Stuart Holland, 75 anos, passou os últimos 30 anos a defender algo que agora pode impedir “a desagregação da Europa”. É um economista sui generis. Começou por estudar História e Ciência Política e só depois fez um doutoramento na ciência que domina os nossos dias. Holland é um perito em chancelarias.

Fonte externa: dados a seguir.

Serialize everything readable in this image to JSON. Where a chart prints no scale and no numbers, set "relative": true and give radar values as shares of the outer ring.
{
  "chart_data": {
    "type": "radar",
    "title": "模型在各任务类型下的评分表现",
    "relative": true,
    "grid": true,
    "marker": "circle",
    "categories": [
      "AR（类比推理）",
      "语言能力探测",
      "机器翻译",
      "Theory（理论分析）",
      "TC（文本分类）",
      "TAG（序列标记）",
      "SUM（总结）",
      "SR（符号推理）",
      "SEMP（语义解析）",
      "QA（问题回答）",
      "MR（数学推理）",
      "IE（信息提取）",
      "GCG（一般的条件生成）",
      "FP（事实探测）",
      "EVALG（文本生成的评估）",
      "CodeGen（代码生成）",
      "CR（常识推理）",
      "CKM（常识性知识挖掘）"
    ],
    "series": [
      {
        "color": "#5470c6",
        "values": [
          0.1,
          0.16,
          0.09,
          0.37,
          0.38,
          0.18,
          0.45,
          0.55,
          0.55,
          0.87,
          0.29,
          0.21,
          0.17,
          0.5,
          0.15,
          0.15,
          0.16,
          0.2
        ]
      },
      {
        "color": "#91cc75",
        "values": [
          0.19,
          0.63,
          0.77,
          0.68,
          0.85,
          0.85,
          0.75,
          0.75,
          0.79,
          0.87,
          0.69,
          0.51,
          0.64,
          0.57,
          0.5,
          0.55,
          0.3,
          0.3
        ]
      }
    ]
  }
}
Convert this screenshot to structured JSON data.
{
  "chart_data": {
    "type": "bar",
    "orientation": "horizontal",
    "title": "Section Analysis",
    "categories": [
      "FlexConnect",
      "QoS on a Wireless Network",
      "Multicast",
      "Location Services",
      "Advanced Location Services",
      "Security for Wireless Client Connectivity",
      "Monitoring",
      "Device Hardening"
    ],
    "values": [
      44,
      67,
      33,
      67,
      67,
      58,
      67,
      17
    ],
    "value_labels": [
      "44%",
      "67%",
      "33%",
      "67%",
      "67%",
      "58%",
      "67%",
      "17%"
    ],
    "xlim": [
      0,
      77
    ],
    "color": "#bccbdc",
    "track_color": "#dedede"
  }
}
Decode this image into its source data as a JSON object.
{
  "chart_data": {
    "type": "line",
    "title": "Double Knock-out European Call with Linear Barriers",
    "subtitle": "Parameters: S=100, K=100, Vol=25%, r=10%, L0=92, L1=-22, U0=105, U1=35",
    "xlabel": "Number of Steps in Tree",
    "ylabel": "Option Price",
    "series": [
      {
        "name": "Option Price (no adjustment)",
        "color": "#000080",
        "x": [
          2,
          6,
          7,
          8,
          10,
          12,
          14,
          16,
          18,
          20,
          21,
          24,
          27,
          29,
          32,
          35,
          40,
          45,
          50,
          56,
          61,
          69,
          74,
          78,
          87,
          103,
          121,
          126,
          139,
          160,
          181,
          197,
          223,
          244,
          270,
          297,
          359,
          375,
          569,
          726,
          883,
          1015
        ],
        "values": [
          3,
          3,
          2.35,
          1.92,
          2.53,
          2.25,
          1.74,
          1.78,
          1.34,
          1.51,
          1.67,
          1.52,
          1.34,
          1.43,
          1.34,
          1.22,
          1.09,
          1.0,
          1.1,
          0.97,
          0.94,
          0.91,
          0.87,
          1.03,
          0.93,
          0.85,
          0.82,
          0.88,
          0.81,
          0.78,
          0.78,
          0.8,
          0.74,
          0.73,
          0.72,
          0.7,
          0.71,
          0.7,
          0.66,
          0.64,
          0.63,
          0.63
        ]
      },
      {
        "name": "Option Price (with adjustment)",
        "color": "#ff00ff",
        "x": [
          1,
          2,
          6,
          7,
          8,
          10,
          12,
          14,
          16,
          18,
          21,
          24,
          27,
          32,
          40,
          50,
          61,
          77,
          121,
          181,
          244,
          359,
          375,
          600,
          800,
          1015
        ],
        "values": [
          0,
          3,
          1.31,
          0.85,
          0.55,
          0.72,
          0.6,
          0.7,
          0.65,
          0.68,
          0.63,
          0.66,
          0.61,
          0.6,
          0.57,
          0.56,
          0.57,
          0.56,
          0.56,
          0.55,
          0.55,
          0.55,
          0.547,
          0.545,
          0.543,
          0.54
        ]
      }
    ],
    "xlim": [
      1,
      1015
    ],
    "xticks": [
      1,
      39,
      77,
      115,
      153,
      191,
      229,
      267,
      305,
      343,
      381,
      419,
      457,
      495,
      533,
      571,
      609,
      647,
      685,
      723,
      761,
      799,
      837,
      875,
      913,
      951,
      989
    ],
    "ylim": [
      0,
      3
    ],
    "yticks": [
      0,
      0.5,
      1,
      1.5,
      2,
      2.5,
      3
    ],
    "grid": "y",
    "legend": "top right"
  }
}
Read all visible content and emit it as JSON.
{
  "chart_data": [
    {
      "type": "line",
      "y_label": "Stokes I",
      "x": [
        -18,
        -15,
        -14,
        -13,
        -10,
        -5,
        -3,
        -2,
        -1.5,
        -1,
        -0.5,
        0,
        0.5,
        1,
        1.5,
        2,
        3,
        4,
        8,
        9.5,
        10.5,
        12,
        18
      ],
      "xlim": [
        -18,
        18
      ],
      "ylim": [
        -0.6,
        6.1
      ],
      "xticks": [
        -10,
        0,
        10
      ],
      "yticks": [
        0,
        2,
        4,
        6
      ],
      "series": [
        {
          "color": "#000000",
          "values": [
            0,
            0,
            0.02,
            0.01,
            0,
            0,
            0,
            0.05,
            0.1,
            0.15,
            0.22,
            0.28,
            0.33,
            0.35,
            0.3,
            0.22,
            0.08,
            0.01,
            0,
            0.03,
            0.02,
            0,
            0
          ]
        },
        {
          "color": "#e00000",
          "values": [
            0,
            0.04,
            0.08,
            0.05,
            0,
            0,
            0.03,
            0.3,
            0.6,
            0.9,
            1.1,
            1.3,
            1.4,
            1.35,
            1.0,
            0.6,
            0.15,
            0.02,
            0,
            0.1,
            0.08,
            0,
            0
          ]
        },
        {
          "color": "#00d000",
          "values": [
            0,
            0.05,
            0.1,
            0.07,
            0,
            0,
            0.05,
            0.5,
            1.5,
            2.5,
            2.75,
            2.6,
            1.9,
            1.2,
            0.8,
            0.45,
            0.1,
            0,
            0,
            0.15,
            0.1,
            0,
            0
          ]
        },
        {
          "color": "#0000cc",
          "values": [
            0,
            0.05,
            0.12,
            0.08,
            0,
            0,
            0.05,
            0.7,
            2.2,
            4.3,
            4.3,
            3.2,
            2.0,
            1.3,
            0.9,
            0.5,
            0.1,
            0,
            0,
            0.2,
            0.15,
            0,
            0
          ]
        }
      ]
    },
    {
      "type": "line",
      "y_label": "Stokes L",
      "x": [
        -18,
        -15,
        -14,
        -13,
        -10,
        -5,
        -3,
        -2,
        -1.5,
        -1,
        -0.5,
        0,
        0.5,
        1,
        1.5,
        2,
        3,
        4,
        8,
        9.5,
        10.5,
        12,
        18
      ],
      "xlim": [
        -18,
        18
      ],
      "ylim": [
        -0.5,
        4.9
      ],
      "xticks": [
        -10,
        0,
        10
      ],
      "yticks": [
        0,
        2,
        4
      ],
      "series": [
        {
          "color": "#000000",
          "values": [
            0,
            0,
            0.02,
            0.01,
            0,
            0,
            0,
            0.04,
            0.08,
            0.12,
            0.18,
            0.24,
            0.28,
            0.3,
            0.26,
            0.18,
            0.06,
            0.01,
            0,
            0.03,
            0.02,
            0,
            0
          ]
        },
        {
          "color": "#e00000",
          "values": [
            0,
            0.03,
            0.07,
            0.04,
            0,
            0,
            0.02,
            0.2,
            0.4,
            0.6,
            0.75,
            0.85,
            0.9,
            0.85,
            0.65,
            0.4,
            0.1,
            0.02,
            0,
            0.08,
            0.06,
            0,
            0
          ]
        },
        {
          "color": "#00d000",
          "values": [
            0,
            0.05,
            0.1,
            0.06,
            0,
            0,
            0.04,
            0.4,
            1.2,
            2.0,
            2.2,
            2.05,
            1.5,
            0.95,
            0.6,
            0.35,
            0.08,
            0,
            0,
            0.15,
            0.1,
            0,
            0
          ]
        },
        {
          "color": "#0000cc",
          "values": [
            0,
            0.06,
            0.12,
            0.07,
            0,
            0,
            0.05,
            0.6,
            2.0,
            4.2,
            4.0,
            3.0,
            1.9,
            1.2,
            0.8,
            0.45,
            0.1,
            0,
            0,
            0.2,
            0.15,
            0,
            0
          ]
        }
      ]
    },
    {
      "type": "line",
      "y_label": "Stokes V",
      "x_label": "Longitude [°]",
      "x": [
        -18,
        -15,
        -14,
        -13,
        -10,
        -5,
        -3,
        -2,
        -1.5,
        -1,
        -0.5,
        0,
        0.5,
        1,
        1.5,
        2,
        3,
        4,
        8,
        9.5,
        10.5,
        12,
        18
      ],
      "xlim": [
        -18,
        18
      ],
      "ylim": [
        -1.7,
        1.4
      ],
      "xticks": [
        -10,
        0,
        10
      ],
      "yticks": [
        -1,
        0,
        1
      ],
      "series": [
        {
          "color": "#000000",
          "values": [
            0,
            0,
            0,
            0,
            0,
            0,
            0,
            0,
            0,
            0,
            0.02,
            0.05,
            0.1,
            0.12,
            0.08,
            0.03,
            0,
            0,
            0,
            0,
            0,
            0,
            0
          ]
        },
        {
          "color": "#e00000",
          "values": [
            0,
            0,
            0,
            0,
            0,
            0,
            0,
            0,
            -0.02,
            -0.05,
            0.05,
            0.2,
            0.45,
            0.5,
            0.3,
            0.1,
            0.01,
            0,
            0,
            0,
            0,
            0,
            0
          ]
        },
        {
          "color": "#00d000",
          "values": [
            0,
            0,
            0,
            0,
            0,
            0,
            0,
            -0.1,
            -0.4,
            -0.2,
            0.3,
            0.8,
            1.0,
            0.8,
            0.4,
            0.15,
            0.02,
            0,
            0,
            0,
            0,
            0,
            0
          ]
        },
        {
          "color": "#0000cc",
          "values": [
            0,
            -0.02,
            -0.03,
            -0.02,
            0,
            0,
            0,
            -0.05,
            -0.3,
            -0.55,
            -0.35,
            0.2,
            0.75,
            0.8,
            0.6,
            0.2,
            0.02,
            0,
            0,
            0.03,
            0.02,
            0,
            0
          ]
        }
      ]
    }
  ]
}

Do número 10 de Downing Street, onde começou, como conselheiro de Harold Wilson, aos labirintos da Europa. Negociou com De Gaulle, escreveu memorandos para Helmut Kohl. Lembra como Guterres podia entrar isolado no Conselho Europeu e sair de lá com um voto unânime. Estas e outras memórias fazem parte do livro Europe in Question: and what to do about it, que acaba de publicar. No final, como anexo, inclui a última versão da Modesta Proposta para solucionar a crise da zona Euro, que escreveu com o ministro grego das Finanças, Yanis Varoufakis, e com o economista americano James K. Galbraith. No próximo dia 12 vai estar em Londres, a debater com Vítor Constâncio, do BCE. Em Coimbra, onde reside há dez anos, e é professor visitante na Faculdade de Economia, vai organizar, entre 28 de Fevereiro e 28 de Março, um seminário chamado: Depois do êxito do Syriza

No seu livro, bem como na Modesta Proposta… que assinou com Yanis Varoufakis, agora ministro na Grécia, argumenta que a Europa pode recuperar economicamente, na linha do New Deal de Roosevelt, sem que sejam criadas novas instituições, revistos os Tratados, nem ajudas dos países mais fortes. Como?
As instituições já existem. O Banco Europeu de Investimentos (BEI) e o Fundo Europeu de Investimentos, que eu sugeri quando aconselhava Jacques Delors [Presidente da Comissão Europeia] nos anos 90. Como? Através da emissão de obrigações. Como Roosevelt fez, para financiar os investimentos sociais e ambientais do New Deal que reduziram o desemprego, entre 1933 e a Segunda Guerra Mundial, de 25% para menos de 10%. E isto foi feito com um déficit orçamental médio de 3% - o limite de Maastricht…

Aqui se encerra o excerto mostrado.